How to Actually Get Started
Here’s a simple 5-step plan:
- Set aside $5,000 - Money you won’t need for at least 12 months.
- Compare three providers - Check Unity Trust, Hatch, and your local credit union.
- Read the fine print - Look for early withdrawal penalties and rollover terms.
- Apply online - Most applications take under 10 minutes.
- Set a reminder - 30 days before maturity, start looking at next options.
One person in Auckland did this last year. She locked $7,500 at 8.05% for 18 months. She earned $905 in interest. Her bank account? $67. That’s a $838 difference in one year. She didn’t take risks. She just did the work.
Final Reality Check
Yes, 8% interest on savings exists in 2026. But it’s not a magic bullet. It’s a tool. Use it right, and you’ll outearn inflation. Use it wrong - by withdrawing early, choosing the wrong institution, or falling for a scam - and you’ll lose more than you gain.
The goal isn’t to chase the highest number. It’s to find the right fit: safe, predictable, and aligned with your financial plan. If you can lock away cash for a year, 8% is real. If you need access tomorrow? Stick with 5.5%. Better to earn less and keep control than to lose it all chasing a dream.

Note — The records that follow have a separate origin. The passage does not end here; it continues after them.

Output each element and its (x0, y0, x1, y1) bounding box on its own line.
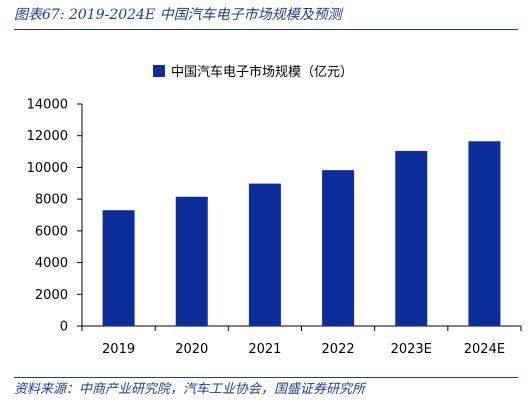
title-divider (14, 29, 518, 30)
legend-label: 中国汽车电子市场规模（亿元） (171, 64, 353, 80)
x-tick-label: 2023E (391, 342, 432, 357)
legend: 中国汽车电子市场规模（亿元） (153, 64, 353, 80)
x-tick-label: 2022 (322, 342, 355, 357)
bar-2023E (395, 150, 428, 326)
y-tick-label: 8000 (35, 193, 68, 208)
y-axis: 0 2000 4000 6000 8000 10000 12000 14000 (27, 98, 83, 335)
bar-2020 (175, 196, 208, 326)
x-axis: 2019 2020 2021 2022 2023E 2024E (81, 325, 522, 357)
source-divider (14, 377, 518, 378)
y-tick-label: 14000 (27, 98, 68, 113)
bar-2022 (322, 170, 355, 326)
bar-2021 (248, 183, 281, 326)
x-tick-label: 2019 (102, 342, 135, 357)
x-tick-label: 2020 (175, 342, 208, 357)
y-tick-label: 12000 (27, 129, 68, 144)
x-tick-label: 2021 (248, 342, 281, 357)
figure-title: 图表67: 2019-2024E 中国汽车电子市场规模及预测 (14, 7, 342, 23)
y-tick-label: 2000 (35, 288, 68, 303)
figure-source: 资料来源：中商产业研究院，汽车工业协会，国盛证券研究所 (14, 382, 366, 397)
bar-2024E (468, 141, 501, 326)
y-tick-label: 0 (60, 320, 68, 335)
y-tick-label: 6000 (35, 224, 68, 239)
legend-swatch (153, 65, 165, 77)
bars (102, 141, 501, 326)
bar-chart: 中国汽车电子市场规模（亿元） 0 2000 4000 6000 8000 10000 120… (27, 64, 522, 357)
y-tick-label: 4000 (35, 256, 68, 271)
bar-2019 (102, 210, 135, 326)
x-tick-label: 2024E (464, 342, 505, 357)
y-tick-label: 10000 (27, 161, 68, 176)
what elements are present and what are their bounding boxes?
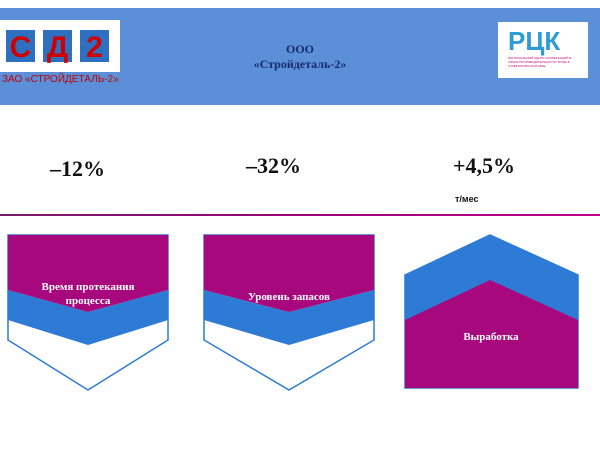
divider — [0, 214, 600, 216]
card-top — [204, 235, 374, 312]
card-band — [204, 290, 374, 345]
card-bottom — [405, 280, 578, 388]
title: «Стройдеталь-2» — [253, 57, 347, 71]
logo-letter: 2 — [78, 28, 111, 64]
metric-unit: т/мес — [455, 194, 479, 204]
metric-value: +4,5% — [453, 153, 516, 178]
title: ООО — [285, 42, 314, 56]
metric-value: –12% — [50, 156, 105, 181]
card-label: Уровень запасов — [248, 291, 330, 303]
logo-letter: С — [4, 28, 37, 64]
card-label: Время протекания процесса — [41, 281, 135, 307]
logo-letter: Д — [41, 28, 74, 64]
logo-caption: ЗАО «СТРОЙДЕТАЛЬ-2» — [2, 74, 119, 85]
metric-value: –32% — [246, 153, 301, 178]
card — [203, 234, 375, 391]
card-top — [8, 235, 168, 312]
partner-logo: РЦК — [508, 26, 561, 56]
card-label: Выработка — [463, 331, 519, 343]
partner-logo-box: РЦК РЕГИОНАЛЬНЫЙ ЦЕНТР КОМПЕТЕНЦИЙ В СФЕ… — [498, 22, 588, 78]
card — [404, 234, 579, 389]
card — [7, 234, 169, 391]
partner-caption: РЕГИОНАЛЬНЫЙ ЦЕНТР КОМПЕТЕНЦИЙ В СФЕРЕ П… — [508, 56, 572, 68]
card-band — [8, 290, 168, 345]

Can I get 8% interest on my KiwiSaver account?
Not directly. KiwiSaver growth funds have averaged 7.5%-9% over the past five years, but that’s not guaranteed. Returns vary by fund performance and market conditions. You can’t access the money until you’re 65 (or under specific conditions like buying your first home). It’s not a savings account - it’s a long-term investment.
Is my money safe if I get 8% from a credit union?
Yes, if it’s a licensed deposit-taker regulated by the Reserve Bank of New Zealand. Credit unions in NZ are covered under the same $100,000 per person per institution protection as banks. Always verify their FMA license number before depositing. Never trust a credit union that doesn’t show it publicly.
What’s the difference between a term deposit and a savings account?
A savings account lets you withdraw anytime, but pays low interest - usually under 2%. A term deposit locks your money for a fixed period (like 6, 12, or 24 months), but pays much higher interest - sometimes over 8%. You sacrifice access for yield. Choose based on whether you need flexibility or higher returns.
Can I open multiple accounts to get 8% on more than $100,000?
Yes - but only if you use different institutions. The $100,000 protection applies per institution. So if you open $50,000 at Unity Trust and $50,000 at Hatch, both are fully protected. But if you put $150,000 in one bank, only $100,000 is covered. Spread it across licensed providers to stay safe.
Do I pay tax on 8% interest from savings?
Yes. Interest earned on savings accounts and term deposits is taxable income in New Zealand. You must declare it on your IRD tax return. The bank won’t withhold tax - you’ll need to set aside a portion (usually 33% if you’re on the standard rate) to cover your tax bill. Keep records of all interest statements.